Utterson asks Guest, his head clerk, to compare
the handwriting on the letter to that on an invitation from Jekyll. There is a
resemblance between the two, though with a different slope. Utterson believes
Jekyll has forged the letter in Hyde's handwriting to cover his escape.
Chapter 6 – Remarkable Incident of Dr Lanyon
The police cannot find Hyde. Coincidentally,
Jekyll seems happier and, for two months, he socialises again.
Suddenly, however, he appears depressed and will not see Utterson. Utterson
visits Dr Lanyon to discuss their friend's health, but finds Lanyon on his
death-bed.
Lanyon refuses to discuss Jekyll who, he hints, is the cause of his illness.
Trying to find out what has happened, Utterson writes to Jekyll. He receives a
reply which suggests Jekyll has fallen into a very disturbed state and talks of
being 'under a dark influence’.
Lanyon dies and leaves a letter for Utterson in an envelope marked 'not to be
opened till the death or disappearance of Dr Henry Jekyll'. Utterson, being a good
lawyer, locks it away unopened in his safe.
Utterson tries to revisit Jekyll several
times, but his servant, Poole, says he is living in isolation in his laboratory
and will not see anyone.
Slide 12
Summary #4
Chapter 7 - Utterson and Enfield are taking one of their walks, as at the
opening of the book. They pass Jekyll's window and see him looking like a
prisoner in solitary confinement. Utterson calls out to him and Jekyll replies,
but his face suddenly freezes in an expression of ‘abject terror and despair'.

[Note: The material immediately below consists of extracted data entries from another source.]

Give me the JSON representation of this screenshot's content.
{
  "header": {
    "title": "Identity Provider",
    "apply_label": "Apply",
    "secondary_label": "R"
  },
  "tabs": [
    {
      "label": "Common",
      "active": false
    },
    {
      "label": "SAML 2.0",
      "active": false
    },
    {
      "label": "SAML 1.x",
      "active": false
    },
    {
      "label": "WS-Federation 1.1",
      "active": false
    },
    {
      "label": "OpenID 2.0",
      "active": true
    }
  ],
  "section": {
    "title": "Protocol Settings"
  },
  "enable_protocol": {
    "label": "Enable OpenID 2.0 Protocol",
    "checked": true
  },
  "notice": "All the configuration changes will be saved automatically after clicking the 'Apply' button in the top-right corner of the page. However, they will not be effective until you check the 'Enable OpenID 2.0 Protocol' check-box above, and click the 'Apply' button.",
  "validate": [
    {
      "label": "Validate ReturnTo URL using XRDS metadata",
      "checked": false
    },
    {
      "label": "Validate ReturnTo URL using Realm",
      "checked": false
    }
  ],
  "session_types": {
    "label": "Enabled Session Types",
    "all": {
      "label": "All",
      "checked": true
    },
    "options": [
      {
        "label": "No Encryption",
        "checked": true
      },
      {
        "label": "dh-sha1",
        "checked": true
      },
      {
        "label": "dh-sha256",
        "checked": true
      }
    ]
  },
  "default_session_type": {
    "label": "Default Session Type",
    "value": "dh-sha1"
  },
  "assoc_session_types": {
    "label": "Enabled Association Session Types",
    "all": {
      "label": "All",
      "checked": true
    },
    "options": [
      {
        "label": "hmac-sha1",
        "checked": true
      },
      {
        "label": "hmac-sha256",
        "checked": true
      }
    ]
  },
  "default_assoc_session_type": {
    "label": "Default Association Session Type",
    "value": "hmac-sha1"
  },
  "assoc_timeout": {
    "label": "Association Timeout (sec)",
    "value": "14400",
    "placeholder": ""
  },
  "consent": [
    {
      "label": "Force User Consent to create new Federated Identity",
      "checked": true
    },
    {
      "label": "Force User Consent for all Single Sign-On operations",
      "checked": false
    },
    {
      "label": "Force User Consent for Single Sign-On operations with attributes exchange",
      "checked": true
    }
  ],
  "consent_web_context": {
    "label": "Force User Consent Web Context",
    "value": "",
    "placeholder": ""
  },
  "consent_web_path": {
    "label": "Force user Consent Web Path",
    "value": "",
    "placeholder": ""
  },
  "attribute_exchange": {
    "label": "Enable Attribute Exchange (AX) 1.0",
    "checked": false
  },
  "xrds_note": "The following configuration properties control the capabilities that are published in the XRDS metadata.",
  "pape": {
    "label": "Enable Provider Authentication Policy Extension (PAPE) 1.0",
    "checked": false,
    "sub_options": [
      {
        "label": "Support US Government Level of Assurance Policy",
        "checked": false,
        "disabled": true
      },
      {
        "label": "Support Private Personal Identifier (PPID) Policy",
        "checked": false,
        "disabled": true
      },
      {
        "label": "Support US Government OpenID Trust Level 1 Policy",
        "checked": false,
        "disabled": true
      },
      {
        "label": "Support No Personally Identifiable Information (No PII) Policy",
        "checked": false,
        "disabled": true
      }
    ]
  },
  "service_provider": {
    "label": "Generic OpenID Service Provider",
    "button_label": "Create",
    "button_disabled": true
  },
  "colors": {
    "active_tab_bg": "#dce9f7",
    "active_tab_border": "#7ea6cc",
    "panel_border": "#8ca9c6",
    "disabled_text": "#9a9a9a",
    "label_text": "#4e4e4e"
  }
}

The change in Jekyll's expression is so sudden
and horrible it 'froze the very blood of the two gentlemen below’ and they
depart in silence.
Chapter 8 – The Last Night
One evening, Jekyll's servant comes to Utterson and asks him to
come to Jekyll's house. They go to the laboratory, but the door is locked. The
voice from inside does not sound like Jekyll's and both men believe it is Hyde.
Poole says the voice has for days been crying out for a
particular chemical to be brought, but the chemicals given have been rejected
as 'not pure'.
Poole says that earlier he caught a glimpse of a person in the
lab who looked scarcely human.
They break down the door and inside find a body, twitching. In
its hand are the remains of a test tube (or vial). The body is smaller than
Jekyll's but wearing clothes that would fit him.
On the table is a will dated that day which leaves everything to
Utterson, with Hyde's name crossed out. There is also a package containing
Jekyll's 'confession' and a letter asking Utterson to read Dr Lanyon's letter
which he left after his death (in chapter
6) and is now in Utterson's safe.
Utterson tells Poole he will return before midnight, when he has
read all the documents.
Slide 13
Summary #5
Chapter 9
– Dr Lanyon’s Narrative
Chapter 9 lists the contents of Dr Lanyon's letter. It tells of
how Lanyon received a letter from Jekyll asking him to collect a drawer
containing chemicals, a vial and a notebook from Jekyll's laboratory and to
give it to a man who would call at midnight.
Lanyon says he was curious, especially as the book contained
some strange entries.
At midnight a man appears. He is small and grotesque, wearing
clothes that are too large for him.
The man offers to take the chemicals away, or to drink the
potion.
Lanyon accepts and, before his very eyes, Hyde transforms into
none other than Dr Jekyll.
In horror at what he has witnessed, Lanyon becomes seriously
ill.
Chapter 10 – Henry Jekyll’s Full Statement of the Case
Jekyll tells the story of how he turned into Hyde.
It began as scientific curiosity in the duality of human nature
(or the good and evil), and his attempt to destroy the 'darker self'.
Eventually, however, he became addicted to the character of Hyde, who increasingly
took over and destroyed him.
The novel does not return to Utterson who, at the end of Chapter
8, was going to return to Jekyll's house.